Thanks for pointing this out.

The functionality here has changed
--- from ---
may_expand_vm() check
can_modify_mm() check
arch_unmap()
vms_gather_munmap_vmas()
...

--- to ---
can_modify_mm() check
arch_unmap()
vms_gather_munmap_vmas()
may_expand_vm() check
...

vms_gather_munmap_vmas() does nothing but figures out what to do later,
but could use memory and can fail.

The user implications are:

1. The return type on the error may change to -EPERM from -ENOMEM, if
you are not allowed to expand and are trying to overwrite mseal()'ed
VMAs. That seems so very rare that I'm not sure it's worth mentioning.


2. arch_unmap() called prior to may_expand_vm().
powerpc uses this to set mm->context.vdso = NULL if mm->context.vdso is
within the unmap range.

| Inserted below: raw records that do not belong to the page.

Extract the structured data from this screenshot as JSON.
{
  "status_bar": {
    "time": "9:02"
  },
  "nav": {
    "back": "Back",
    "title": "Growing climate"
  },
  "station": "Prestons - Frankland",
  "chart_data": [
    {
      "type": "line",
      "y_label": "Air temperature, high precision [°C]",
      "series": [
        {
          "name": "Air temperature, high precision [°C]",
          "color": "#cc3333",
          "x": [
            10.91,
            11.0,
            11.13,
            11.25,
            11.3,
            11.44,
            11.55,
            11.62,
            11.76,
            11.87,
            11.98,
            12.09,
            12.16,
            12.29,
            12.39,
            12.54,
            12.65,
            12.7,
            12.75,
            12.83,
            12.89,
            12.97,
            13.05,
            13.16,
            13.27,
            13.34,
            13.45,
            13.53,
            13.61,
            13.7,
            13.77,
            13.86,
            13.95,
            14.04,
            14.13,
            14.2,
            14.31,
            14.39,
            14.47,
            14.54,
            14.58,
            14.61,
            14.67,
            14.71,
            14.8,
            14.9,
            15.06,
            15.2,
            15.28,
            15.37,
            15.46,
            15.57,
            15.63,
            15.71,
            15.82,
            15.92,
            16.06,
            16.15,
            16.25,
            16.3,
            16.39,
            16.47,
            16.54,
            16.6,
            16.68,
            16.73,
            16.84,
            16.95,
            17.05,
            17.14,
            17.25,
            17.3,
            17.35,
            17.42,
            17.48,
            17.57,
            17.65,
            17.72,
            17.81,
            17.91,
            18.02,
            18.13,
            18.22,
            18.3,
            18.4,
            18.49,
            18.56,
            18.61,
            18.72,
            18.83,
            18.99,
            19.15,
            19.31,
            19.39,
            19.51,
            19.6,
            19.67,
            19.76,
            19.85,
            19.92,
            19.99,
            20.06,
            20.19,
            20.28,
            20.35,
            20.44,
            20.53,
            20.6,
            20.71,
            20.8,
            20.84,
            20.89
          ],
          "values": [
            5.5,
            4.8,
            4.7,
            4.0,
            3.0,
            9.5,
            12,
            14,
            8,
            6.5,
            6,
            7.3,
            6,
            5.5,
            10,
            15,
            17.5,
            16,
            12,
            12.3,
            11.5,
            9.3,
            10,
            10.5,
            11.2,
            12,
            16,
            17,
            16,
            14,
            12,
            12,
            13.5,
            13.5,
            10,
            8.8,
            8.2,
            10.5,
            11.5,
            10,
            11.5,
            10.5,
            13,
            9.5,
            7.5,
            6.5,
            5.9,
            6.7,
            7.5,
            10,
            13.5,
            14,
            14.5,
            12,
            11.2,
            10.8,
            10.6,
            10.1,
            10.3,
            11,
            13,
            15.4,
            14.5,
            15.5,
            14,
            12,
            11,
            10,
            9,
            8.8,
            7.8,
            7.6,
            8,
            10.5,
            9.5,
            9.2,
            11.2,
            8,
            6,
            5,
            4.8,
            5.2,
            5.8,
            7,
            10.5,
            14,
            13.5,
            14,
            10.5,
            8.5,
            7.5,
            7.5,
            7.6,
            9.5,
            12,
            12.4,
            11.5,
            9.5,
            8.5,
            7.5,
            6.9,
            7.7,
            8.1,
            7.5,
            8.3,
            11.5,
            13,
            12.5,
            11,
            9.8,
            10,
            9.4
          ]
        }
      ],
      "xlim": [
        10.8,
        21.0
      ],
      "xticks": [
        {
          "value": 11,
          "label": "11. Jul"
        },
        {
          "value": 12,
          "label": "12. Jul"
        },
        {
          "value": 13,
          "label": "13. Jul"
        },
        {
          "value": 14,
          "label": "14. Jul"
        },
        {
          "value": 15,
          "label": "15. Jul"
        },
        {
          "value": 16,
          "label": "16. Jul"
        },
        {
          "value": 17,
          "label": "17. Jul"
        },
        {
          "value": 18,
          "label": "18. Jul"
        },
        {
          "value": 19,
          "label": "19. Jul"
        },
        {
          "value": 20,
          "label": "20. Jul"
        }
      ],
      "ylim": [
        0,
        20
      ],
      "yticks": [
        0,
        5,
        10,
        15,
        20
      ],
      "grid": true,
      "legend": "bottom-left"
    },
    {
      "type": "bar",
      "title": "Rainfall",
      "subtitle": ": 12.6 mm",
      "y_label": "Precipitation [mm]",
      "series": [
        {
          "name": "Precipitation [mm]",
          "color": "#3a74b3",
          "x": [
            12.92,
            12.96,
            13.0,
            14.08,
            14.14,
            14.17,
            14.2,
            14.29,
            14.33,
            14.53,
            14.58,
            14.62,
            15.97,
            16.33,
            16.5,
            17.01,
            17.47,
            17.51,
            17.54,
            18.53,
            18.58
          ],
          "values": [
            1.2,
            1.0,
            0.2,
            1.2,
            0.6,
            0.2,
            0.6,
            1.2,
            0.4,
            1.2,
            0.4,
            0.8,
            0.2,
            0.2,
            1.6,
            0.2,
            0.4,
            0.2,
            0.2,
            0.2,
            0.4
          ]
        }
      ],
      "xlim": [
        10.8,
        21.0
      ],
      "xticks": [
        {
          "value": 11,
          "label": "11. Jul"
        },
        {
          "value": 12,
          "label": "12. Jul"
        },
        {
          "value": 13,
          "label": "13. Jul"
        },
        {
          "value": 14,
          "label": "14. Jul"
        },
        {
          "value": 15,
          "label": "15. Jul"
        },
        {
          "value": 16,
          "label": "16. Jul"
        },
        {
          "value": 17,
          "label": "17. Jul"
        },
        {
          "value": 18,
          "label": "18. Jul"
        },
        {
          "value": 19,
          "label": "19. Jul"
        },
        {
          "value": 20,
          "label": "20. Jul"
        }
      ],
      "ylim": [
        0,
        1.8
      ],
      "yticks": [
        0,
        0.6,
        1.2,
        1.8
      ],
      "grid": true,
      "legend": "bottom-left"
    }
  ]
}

User implication of this means that an
application my set the vdso to NULL prior to hitting the -ENOMEM case in
may_expand_vm() due to the address space limit.

Assuming the removal of the vdso does not cause the application to seg
fault, then the user visible change is that any vdso call after a failed
mmap(MAP_FIXED) call would result in a seg fault. The only reason it
would fail is if the mapping process was attempting to map a large
enough area over the vdso (which is accounted and in the vma tree,
afaict) and ran out of memory. Note that this situation could arise
already since we could run out of memory (not accounting) after the
arch_unmap() call within the kernel.

The code today can suffer the same fate, but not by the accounting
failure. It can happen due to failure to allocate a new vma,
do_vmi_munmap() failure after the arch_unmap() call, or any of the other
failure scenarios later in the mmap_region() function.

At the very least, this requires an expanded change log.

>
> > /*
> > * Private writable mapping: check memory availability
> > */
> > --
> > 2.43.0
> >
>
> Looks good to me generally,
>
> Reviewed-by: Lorenzo Stoakes <lorenzo.stoakes@xxxxxxxxxx>